Urgency is a social phenomenon, not an internal one

We talk about drive like it’s a character trait. I believe it’s mostly a downstream effect of your environment. You don’t decide to feel urgency. You catch it — from the person shipping something on a Saturday, from the friend who just raised, from overhearing a conversation at the next table that assumes a bigger game than the one you’re playing.

Two data points from the field

One of my friends is the CPO at a Series B startup. Most of the team is in NYC, while he’s in SF, and he’s convinced his fellow executives aren’t paranoid enough about AI. The point isn’t that NY lacks talent — it’s that the ambient tempo is different, and tempo is contagious.

In Singapore, another friend runs a multi-hundred-million-dollar revenue business mostly based in APAC. He visited SF in October, came back, and immediately moved his entire organization from Microsoft to Google so they could take advantage of Gemini. When I last saw him, he said he hadn’t done any “work” in the last two weeks — he’d just been building with Claude Code.

Same people, same tools, same internet — but a different room produces a different rate of shipping. Both are noticing the same thing from different angles: proximity compounds.

You can consume SF content from Singapore and still not feel SF urgency.
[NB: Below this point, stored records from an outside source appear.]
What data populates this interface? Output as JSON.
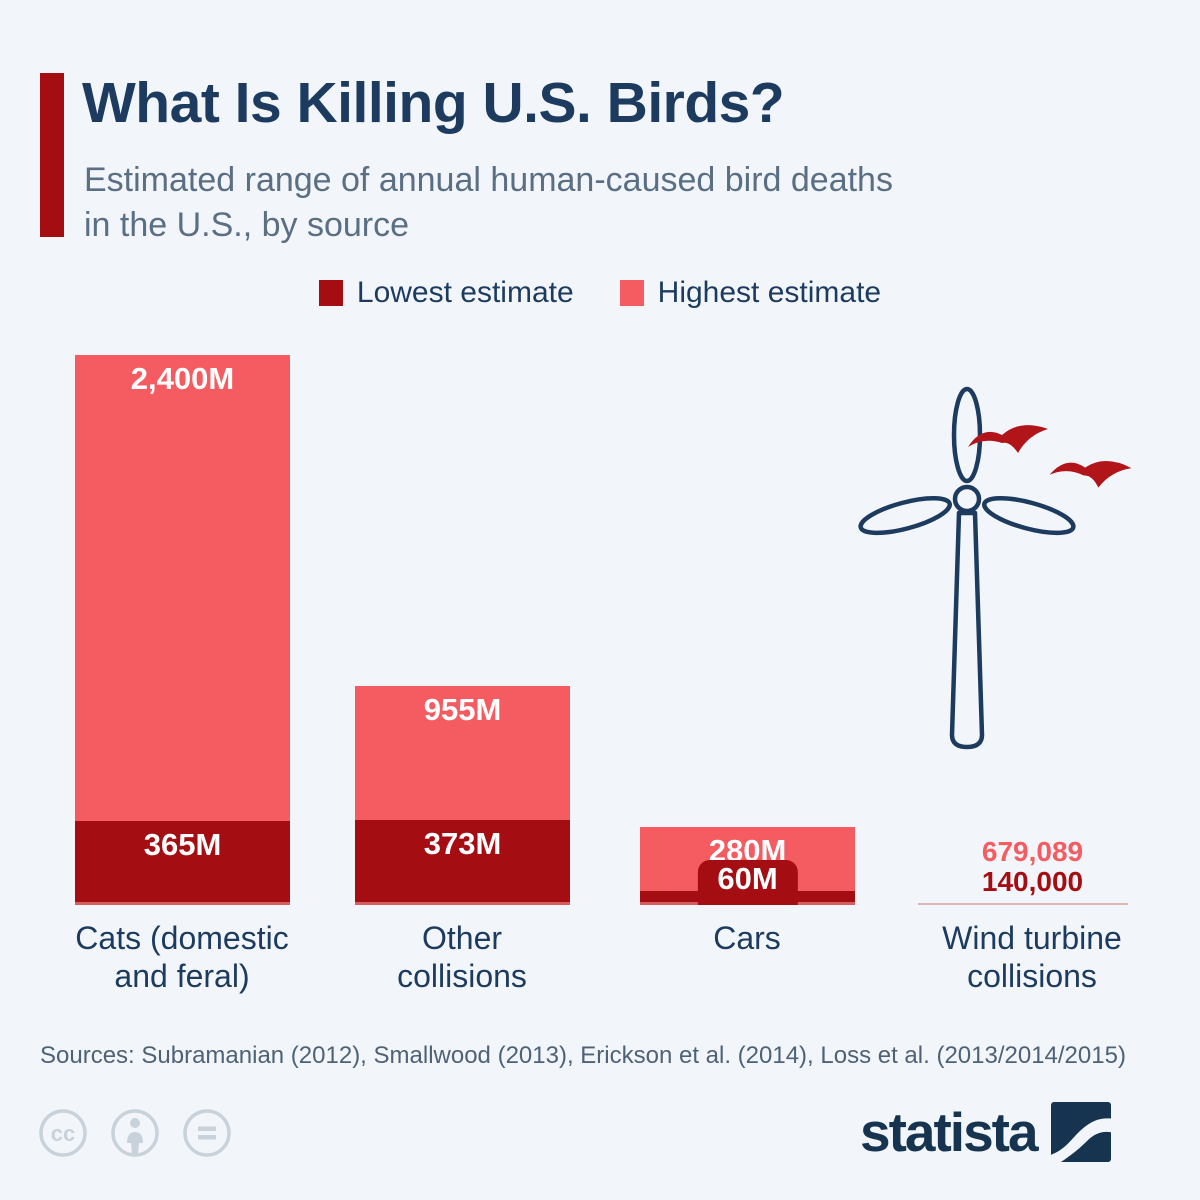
{
  "page": {
    "background": "#f2f6fa"
  },
  "header": {
    "title": "What Is Killing U.S. Birds?",
    "subtitle": "Estimated range of annual human-caused bird deaths\nin the U.S., by source",
    "accent_color": "#a40e13"
  },
  "legend": {
    "items": [
      {
        "label": "Lowest estimate",
        "color": "#a40e13"
      },
      {
        "label": "Highest estimate",
        "color": "#f55c61"
      }
    ]
  },
  "chart_data": {
    "type": "bar",
    "title": "What Is Killing U.S. Birds?",
    "subtitle": "Estimated range of annual human-caused bird deaths in the U.S., by source",
    "categories": [
      "Cats (domestic and feral)",
      "Other collisions",
      "Cars",
      "Wind turbine collisions"
    ],
    "unit": "millions of birds per year",
    "ylim": [
      0,
      2400
    ],
    "grid": false,
    "legend_position": "top",
    "series": [
      {
        "name": "Lowest estimate",
        "color": "#a40e13",
        "values": [
          365,
          373,
          60,
          0.14
        ],
        "labels": [
          "365M",
          "373M",
          "60M",
          "140,000"
        ]
      },
      {
        "name": "Highest estimate",
        "color": "#f55c61",
        "values": [
          2400,
          955,
          280,
          0.679089
        ],
        "labels": [
          "2,400M",
          "955M",
          "280M",
          "679,089"
        ]
      }
    ],
    "notes": "Wind turbine collision values are shown as text beside a wind turbine illustration instead of bars"
  },
  "illustration": {
    "turbine_color": "#1c3b5f",
    "bird_color": "#b11419"
  },
  "sources": "Sources: Subramanian (2012), Smallwood (2013), Erickson et al. (2014), Loss et al. (2013/2014/2015)",
  "footer": {
    "brand": "statista",
    "brand_color": "#16344f",
    "license_icons": [
      "cc-icon",
      "attribution-icon",
      "no-derivatives-icon"
    ],
    "icon_color": "#c9d2da"
  }
}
Information transfers; conviction doesn’t — at least not over a feed. Urgency needs proximity, repetition, and mutual witnessing. It’s the difference between reading about a workout and training next to someone stronger than you.

A group called ABC (agenticbuilders.sg) is a good example — four enthusiasts sharing tips that turned into a WhatsApp group, then live events, then a real community. They didn’t set out to build an institution. They just kept the door open.
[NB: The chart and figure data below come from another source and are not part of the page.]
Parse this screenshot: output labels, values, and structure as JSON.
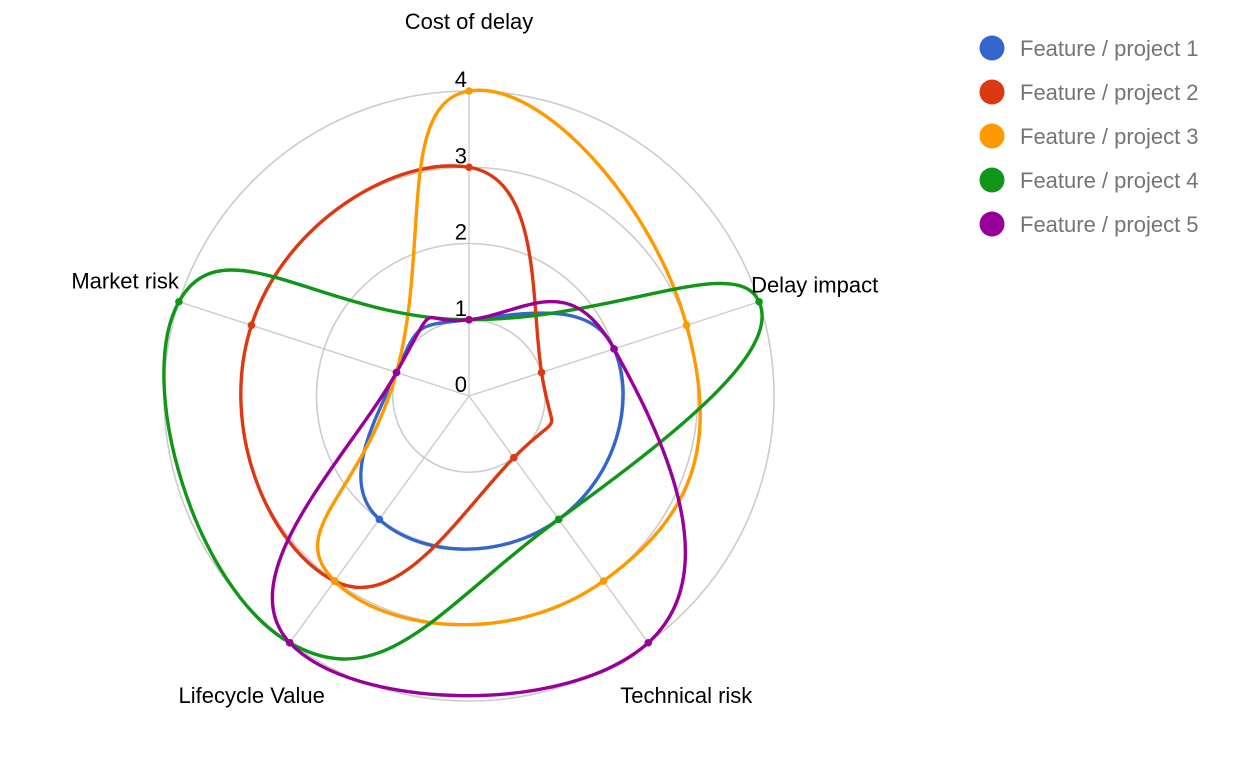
{
  "chart_data": {
    "type": "radar",
    "axes": [
      "Cost of delay",
      "Delay impact",
      "Technical risk",
      "Lifecycle Value",
      "Market risk"
    ],
    "ticks": [
      "0",
      "1",
      "2",
      "3",
      "4"
    ],
    "rlim": [
      0,
      4
    ],
    "grid": true,
    "legend_position": "top-right",
    "series": [
      {
        "name": "Feature / project 1",
        "color": "#3366cc",
        "values": [
          1,
          2,
          2,
          2,
          1
        ]
      },
      {
        "name": "Feature / project 2",
        "color": "#dc3912",
        "values": [
          3,
          1,
          1,
          3,
          3
        ]
      },
      {
        "name": "Feature / project 3",
        "color": "#ff9900",
        "values": [
          4,
          3,
          3,
          3,
          1
        ]
      },
      {
        "name": "Feature / project 4",
        "color": "#109618",
        "values": [
          1,
          4,
          2,
          4,
          4
        ]
      },
      {
        "name": "Feature / project 5",
        "color": "#990099",
        "values": [
          1,
          2,
          4,
          4,
          1
        ]
      }
    ]
  }
}
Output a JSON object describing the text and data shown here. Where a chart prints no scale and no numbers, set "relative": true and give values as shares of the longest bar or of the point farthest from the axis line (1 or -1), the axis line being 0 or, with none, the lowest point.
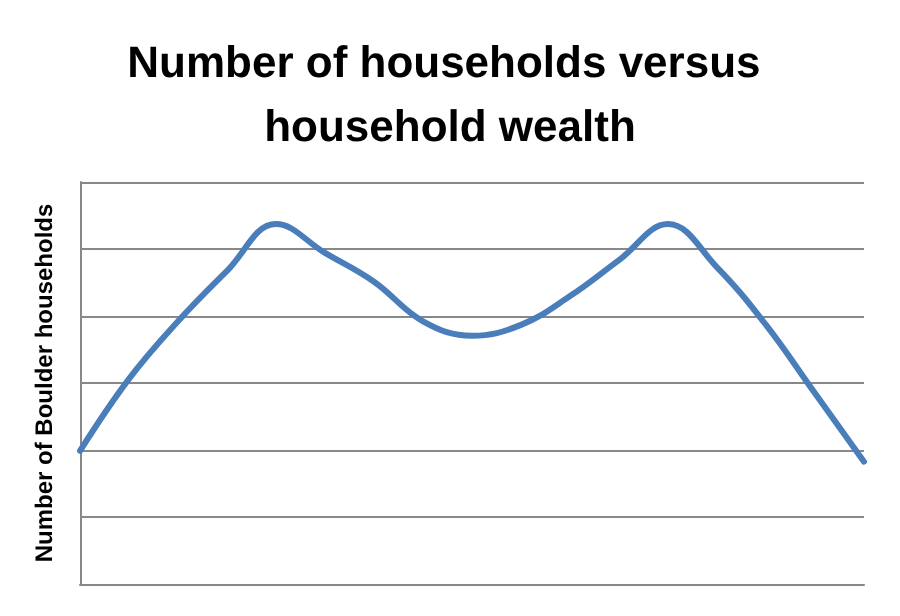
{
  "chart_data": {
    "type": "line",
    "title": "Number of households versus household wealth",
    "ylabel": "Number of Boulder households",
    "relative": true,
    "grid": "y",
    "marker": "none",
    "line_style": "solid",
    "categories": [
      null,
      null,
      null,
      null,
      null,
      null,
      null,
      null,
      null,
      null,
      null,
      null,
      null,
      null,
      null,
      null,
      null
    ],
    "series": [
      {
        "color": "#4a7ebb",
        "values": [
          0.37,
          0.57,
          0.73,
          0.87,
          1.0,
          0.92,
          0.84,
          0.73,
          0.69,
          0.72,
          0.8,
          0.9,
          1.0,
          0.88,
          0.72,
          0.53,
          0.34
        ]
      }
    ]
  }
}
What communities like ABC actually do isn’t teach skills — it’s import the missing variable. They create rooms where the ambient assumption is “of course you’re shipping, of course you’re talking to users, of course this is Tuesday.”

Mechanisms that matter: compressed feedback loops, normalized ambition, visible peers slightly ahead of you. They also normalize learning on the fly and asking for help — disproportionately important in a society that often prioritizes and lionizes book learning. Learning by doing matters more than ever in this era. This is why the best thing you can do for the ecosystem often isn’t another accelerator or grant — it’s another room.
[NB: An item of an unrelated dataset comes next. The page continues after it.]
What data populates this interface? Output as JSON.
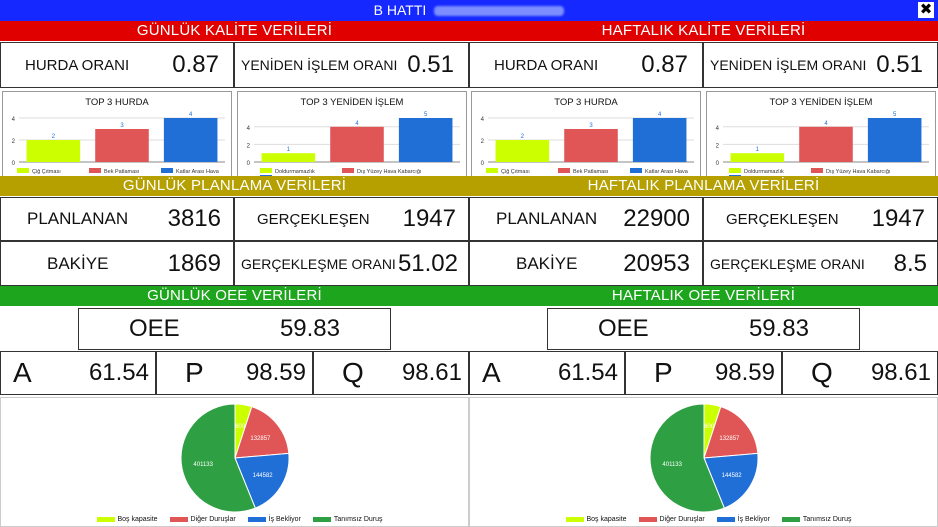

You have two moves: find the room, or build the room. The cost of the first has dropped (remote communities, trips, residencies). The value of the second has gone up — a single well-constructed local room changes the trajectory of everyone in it.

Singapore / SEA version of this: the ceiling isn’t talent or capital anymore. It’s density of people operating at the tempo you want to operate at.

Gibson’s line, reframed: the future isn’t just unevenly distributed across geographies — it’s unevenly distributed across dinner tables.

Pick your table carefully. Or set one.